Professor Nidhal Guessoum, Professor of Physics and Astronomy at the American University of Sharjah (AUS) spoke at the Belief in Dialogue conference hosted by AUS last week. The conference was held in conjunction with the British Council.
"If we want people to pursue science we need to give the scientists more importance by at least some exposure," said Guessoum. "There is not enough regional interest in science and this is a societal issue that chooses to give some professions either big or small importance."
Guessoum added the emphasis the media and society places on celebrities and sports stars is what gears the aspirations of the majority of youths towards those professions.

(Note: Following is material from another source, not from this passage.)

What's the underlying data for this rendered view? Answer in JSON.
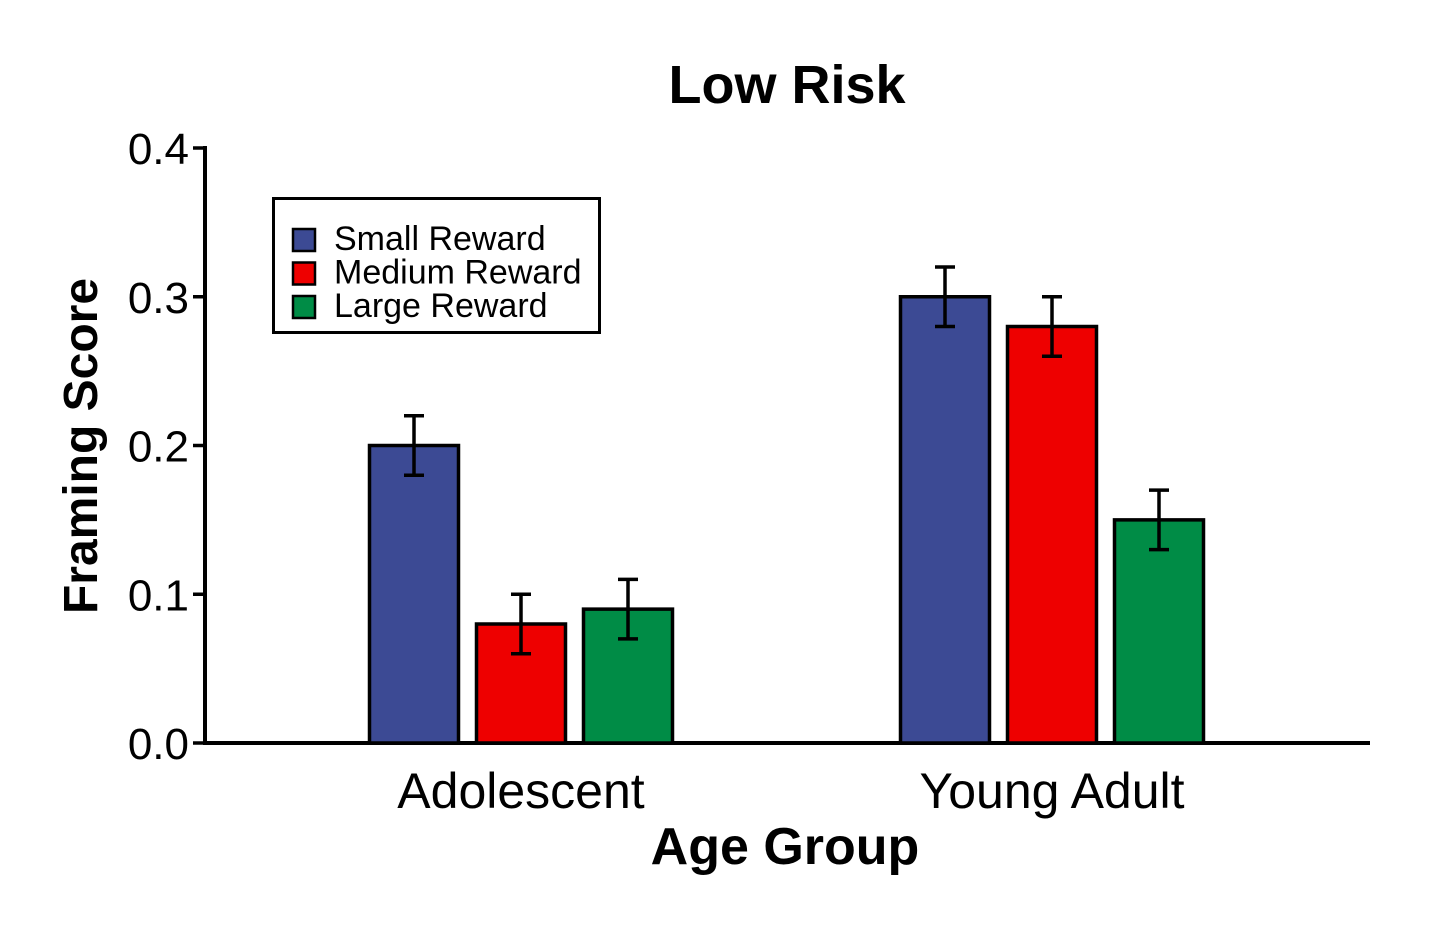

"If I ask a class of students to name famous scientists the numbers don't compare to if I ask them to name footballers or entertainers," he said. "This is because they [footballer and entertainers] are constantly on TV and make big money and live the good life."
Scientists, in comparison, are not privy to any of these career perks.
"Scientists have none of this, they are never on TV, they don't live the good life and they don't get big salaries," said Guessoum. "So people think who wants to be like that." However science is and has always been central to a society and its people as it is the root of all of its developments.
"Science is central in the life and minds of societies and this has been the case forever," he said. "People need to realise that science is absolutely crucial for modern societies just as they were for old and past ones."
Contrary to scientific teaching principles in the West, Guessoum believes science and religion cannot be separated or segregated in university classrooms in the Muslim world.
"When I teach, especially astronomy, I will invariably have students bring in their religious knowledge and relate it to scientific principles," he said. "We find ourselves always having to deal with these things in this part of the world or the non-Western world, where long ago they established some sort of separation."
He added his students always seem to address the relation to what science says and what they have been told from their religious backgrounds and therefore establishing a direct relation between the two.
However, for science and religion to co-exist in the classroom, science clearly needs to be outlined and defined as a mere methodology of achieving results and not a belief system.
"Teaching science is to teach the methods by which we reach certain results so therefore by definition it is separate to religious studies," he said. "It is not necessary to reject one or the other but just distinguish the methodologies."